In basketball, teams routinely foul to send the other team to the free throw line in order to get the ball back. In baseball, pitchers deliberately walk batters to create force plays. In football, defensive backs take 15-yard pass interference penalties to avoid longer gains. Sure, all of these things have their risks, and so does going for it on fourth down.
But even if it was an accident and not brilliance on Helfrich’s part, it worked — and Chip Kelly coulda shoulda woulda learned something from it. His Eagles made the mistake of scoring too fast, going ahead 24-23, but leaving New Orleans with 4:54 to put together a winning drive.
Once the Saints got within field goal range, Chip used his timeouts to give New Orleans time to move closer to the goal line and increase his chances of losing on a short field goal.

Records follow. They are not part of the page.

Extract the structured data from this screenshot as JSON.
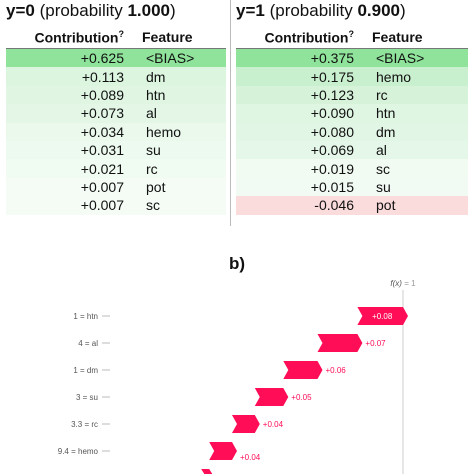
{
  "panel_a": {
    "left": {
      "title_prefix": "y=0",
      "title_prob_text": "(probability",
      "title_prob_value": "1.000",
      "title_close": ")",
      "header_contribution": "Contribution",
      "header_sup": "?",
      "header_feature": "Feature",
      "rows": [
        {
          "value": "+0.625",
          "feature": "<BIAS>",
          "color": "#8fe39a"
        },
        {
          "value": "+0.113",
          "feature": "dm",
          "color": "#dcf5df"
        },
        {
          "value": "+0.089",
          "feature": "htn",
          "color": "#e0f6e3"
        },
        {
          "value": "+0.073",
          "feature": "al",
          "color": "#e4f7e7"
        },
        {
          "value": "+0.034",
          "feature": "hemo",
          "color": "#ebf9ed"
        },
        {
          "value": "+0.031",
          "feature": "su",
          "color": "#edfaef"
        },
        {
          "value": "+0.021",
          "feature": "rc",
          "color": "#f0fbf2"
        },
        {
          "value": "+0.007",
          "feature": "pot",
          "color": "#f4fcf5"
        },
        {
          "value": "+0.007",
          "feature": "sc",
          "color": "#f4fcf5"
        }
      ]
    },
    "right": {
      "title_prefix": "y=1",
      "title_prob_text": "(probability",
      "title_prob_value": "0.900",
      "title_close": ")",
      "header_contribution": "Contribution",
      "header_sup": "?",
      "header_feature": "Feature",
      "rows": [
        {
          "value": "+0.375",
          "feature": "<BIAS>",
          "color": "#8fe39a"
        },
        {
          "value": "+0.175",
          "feature": "hemo",
          "color": "#c9f0ce"
        },
        {
          "value": "+0.123",
          "feature": "rc",
          "color": "#d6f3da"
        },
        {
          "value": "+0.090",
          "feature": "htn",
          "color": "#dff6e2"
        },
        {
          "value": "+0.080",
          "feature": "dm",
          "color": "#e2f6e5"
        },
        {
          "value": "+0.069",
          "feature": "al",
          "color": "#e5f7e8"
        },
        {
          "value": "+0.019",
          "feature": "sc",
          "color": "#f1fbf2"
        },
        {
          "value": "+0.015",
          "feature": "su",
          "color": "#f2fbf3"
        },
        {
          "value": "-0.046",
          "feature": "pot",
          "color": "#fbdcdc"
        }
      ]
    }
  },
  "panel_b_label": "b)",
  "chart_data": {
    "type": "bar",
    "subtype": "waterfall",
    "fx_label_prefix": "f(x)",
    "fx_label_suffix": " = 1",
    "fx_value": 1,
    "bar_color": "#ff0d57",
    "label_color_outside": "#ff0d57",
    "label_color_inside": "#ffffff",
    "rows": [
      {
        "label": "1 = htn",
        "label_value": 1,
        "delta": 0.08,
        "value_label": "+0.08"
      },
      {
        "label": "4 = al",
        "label_value": 4,
        "delta": 0.07,
        "value_label": "+0.07"
      },
      {
        "label": "1 = dm",
        "label_value": 1,
        "delta": 0.06,
        "value_label": "+0.06"
      },
      {
        "label": "3 = su",
        "label_value": 3,
        "delta": 0.05,
        "value_label": "+0.05"
      },
      {
        "label": "3.3 = rc",
        "label_value": 3.3,
        "delta": 0.04,
        "value_label": "+0.04"
      },
      {
        "label": "9.4 = hemo",
        "label_value": 9.4,
        "delta": 0.04,
        "value_label": "+0.04"
      }
    ],
    "partial_next_bar_visible": true
  }
}
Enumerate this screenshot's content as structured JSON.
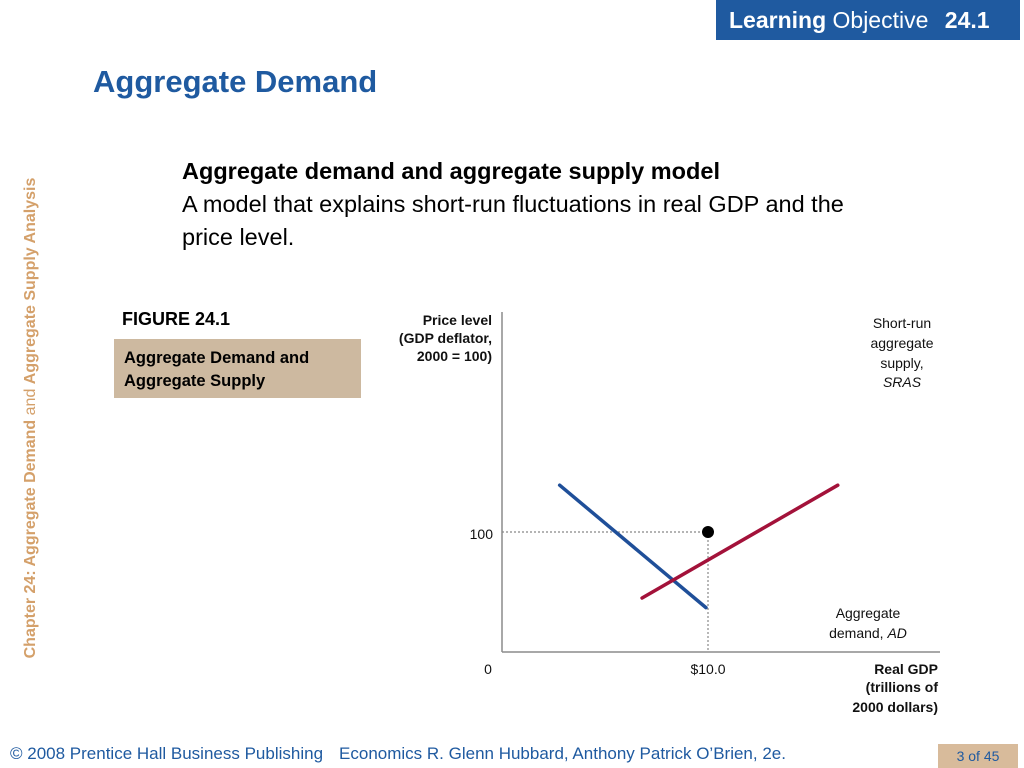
{
  "badge": {
    "bold": "Learning",
    "light": "Objective",
    "number": "24.1"
  },
  "title": "Aggregate Demand",
  "sidebar": {
    "part1": "Chapter 24:  Aggregate Demand",
    "part2": " and ",
    "part3": "Aggregate Supply Analysis"
  },
  "definition": {
    "term": "Aggregate demand and aggregate supply model",
    "text": "A model that explains short-run fluctuations in real GDP and the price level."
  },
  "figure": {
    "label": "FIGURE 24.1",
    "caption": "Aggregate Demand and Aggregate Supply"
  },
  "chart_data": {
    "type": "line",
    "ylabel": [
      "Price level",
      "(GDP deflator,",
      "2000 = 100)"
    ],
    "xlabel": [
      "Real GDP",
      "(trillions of",
      "2000 dollars)"
    ],
    "x_ticks": [
      "0",
      "$10.0"
    ],
    "y_ticks": [
      "100"
    ],
    "series": [
      {
        "name": "Short-run aggregate supply, SRAS",
        "color": "#a3123a",
        "x": [
          6.8,
          16.3
        ],
        "y": [
          45,
          139
        ]
      },
      {
        "name": "Aggregate demand, AD",
        "color": "#1f4f99",
        "x": [
          2.8,
          9.9
        ],
        "y": [
          139,
          37
        ]
      }
    ],
    "equilibrium": {
      "x": 10.0,
      "y": 100
    },
    "series_labels": {
      "sras": [
        "Short-run",
        "aggregate",
        "supply,",
        "SRAS"
      ],
      "ad": [
        "Aggregate",
        "demand, ",
        "AD"
      ]
    }
  },
  "footer": {
    "copyright": "© 2008 Prentice Hall Business Publishing",
    "book": "Economics  R. Glenn Hubbard, Anthony Patrick O’Brien, 2e."
  },
  "page": "3 of 45"
}
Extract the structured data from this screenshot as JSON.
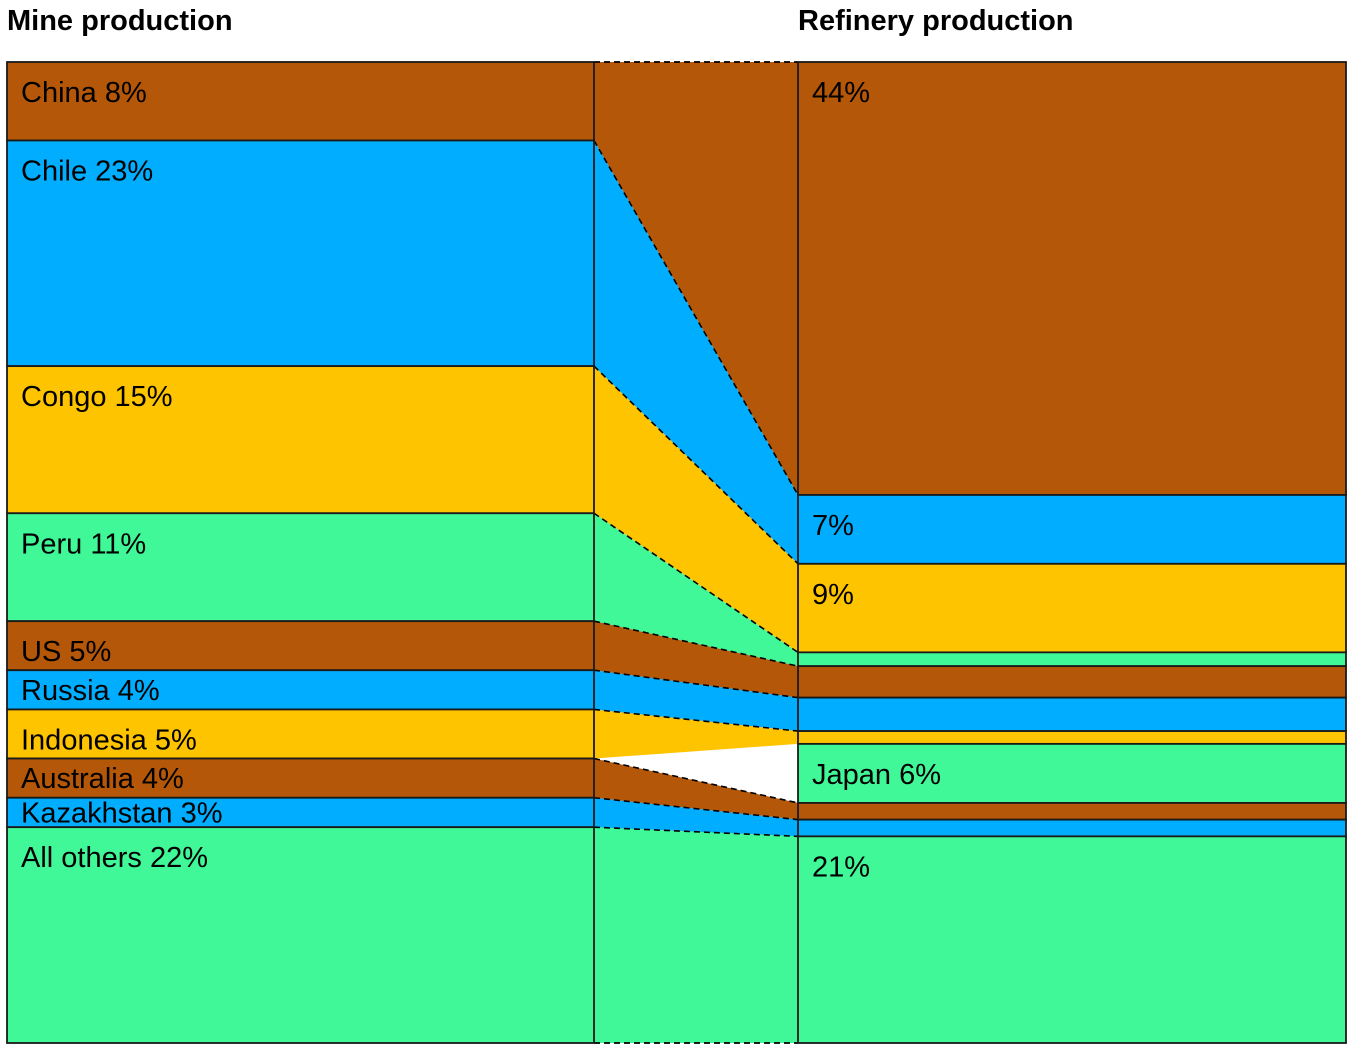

As a result, New Orleans kicked the 32-yard game winner with no time left. When the Saints were closing in on can’t-miss field goal range, Chip would have been ahead if he just let them walk it into the end zone so he could get the ball back – just like Mark did.
On the first weekend of January alone, two other teams went down in similar fashion. Green Bay tied the Niners with 5:06 left on the clock and used timeouts to let them move closer and closer to a 33-yard field goal with no time left.
And in the BCS Championship, Auburn took a four-point lead with 1:19 left on the clock. By that point in the game, defensive stops were not happening and turning the ball over to Florida State with over a minute left proved fatal. Again, it was the kind of game where the last team with the ball, and enough time to work was going to win. It was Auburn who failed to make sure that they were the ones with the ball.
Sometimes you make the right choices and sometimes accidents work out in your favor. Whichever the case, Mark got it right and Chip coulda shoulda and would have, but didn’t. And for that matter, neither did Green Bay or Auburn.